Consumer spending, which accounts for about 70 percent of economic activity, is expected to slow this year because consumers are receiving less take-home pay starting this month because of an increase in Social Security taxes.
Analysts predict the January report will show slower income growth because most bonuses and dividends were paid out in December.
The increase in payroll taxes has already hurt consumer confidence this month. And consumers will have less money to spend at a precarious time.
The economy unexpectedly shrank in the October-December quarter at an annual rate of 0.1 percent, the government said Wednesday. The contraction was largely driven by a steep cut in defense spending.
Paul Dales, senior U.S. economist at Capital Economics, predicts the economy will begin growing again in the January-March quarter. He notes that modest hiring will keep consumers spending enough to keep the economy afloat. He predicts consumer spending will grow at a lackluster 1 percent rate in the first quarter, down from a 2.2 percent rise in consumer spending in the October-December quarter.
The December increase in income and slower growth in spending pushed the saving rate to 6.5 percent of after-tax income. That's up from 4.1 percent in November and the highest savings rate since May 2009.
For all of 2012, incomes rose 3.5 percent. That's the weakest increase since 2009, the final year of the Great Recession.

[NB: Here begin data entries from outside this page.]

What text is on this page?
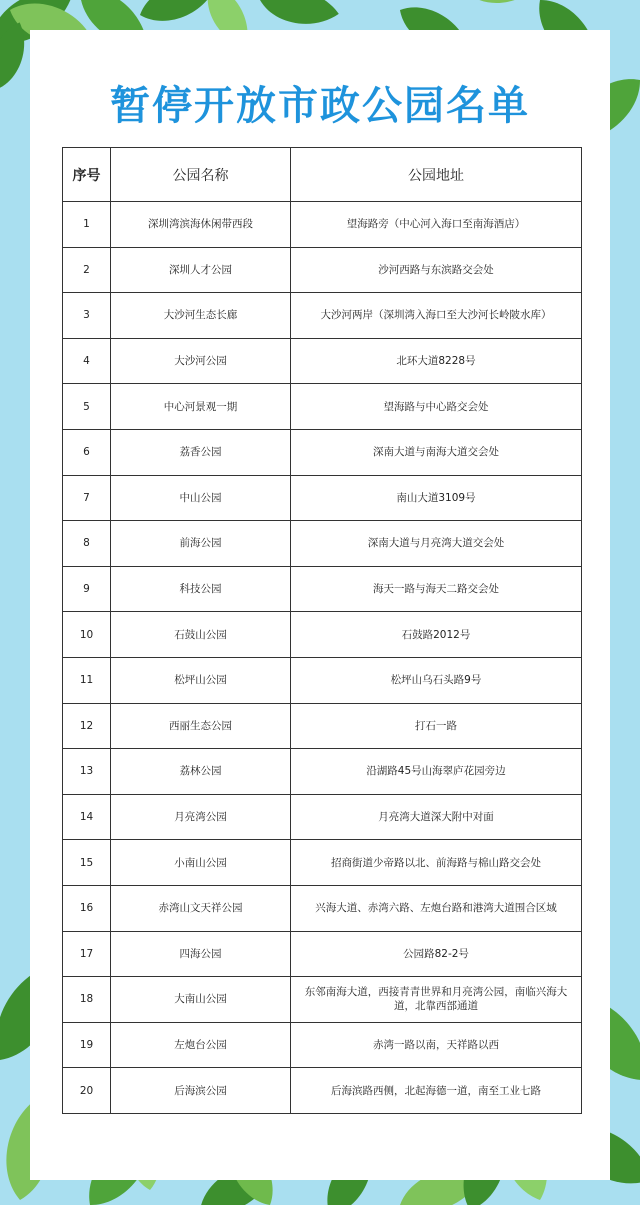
暂停开放市政公园名单
序号	公园名称	公园地址
1	深圳湾滨海休闲带西段	望海路旁（中心河入海口至南海酒店）
2	深圳人才公园	沙河西路与东滨路交会处
3	大沙河生态长廊	大沙河两岸（深圳湾入海口至大沙河长岭陂水库）
4	大沙河公园	北环大道8228号
5	中心河景观一期	望海路与中心路交会处
6	荔香公园	深南大道与南海大道交会处
7	中山公园	南山大道3109号
8	前海公园	深南大道与月亮湾大道交会处
9	科技公园	海天一路与海天二路交会处
10	石鼓山公园	石鼓路2012号
11	松坪山公园	松坪山乌石头路9号
12	西丽生态公园	打石一路
13	荔林公园	沿湖路45号山海翠庐花园旁边
14	月亮湾公园	月亮湾大道深大附中对面
15	小南山公园	招商街道少帝路以北、前海路与棉山路交会处
16	赤湾山文天祥公园	兴海大道、赤湾六路、左炮台路和港湾大道围合区域
17	四海公园	公园路82-2号
18	大南山公园	东邻南海大道，西接青青世界和月亮湾公园，南临兴海大道，北靠西部通道
19	左炮台公园	赤湾一路以南，天祥路以西
20	后海滨公园	后海滨路西侧，北起海德一道，南至工业七路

Still, consumers saw little increase in prices last year. A gauge of inflation preferred by the Federal Reserve was flat in December and up just 1.3 percent in 2012. That's well below the Fed's 2 percent inflation target.
The rise in Social Security taxes will leave a person earning $50,000 a year with about $1,000 less in 2013. A household with two high-paid workers will have up to $4,500 less.
Some analysts have estimated that the roughly $120 billion in higher Social Security taxes could subtract up to 0.7 percentage point from growth this year.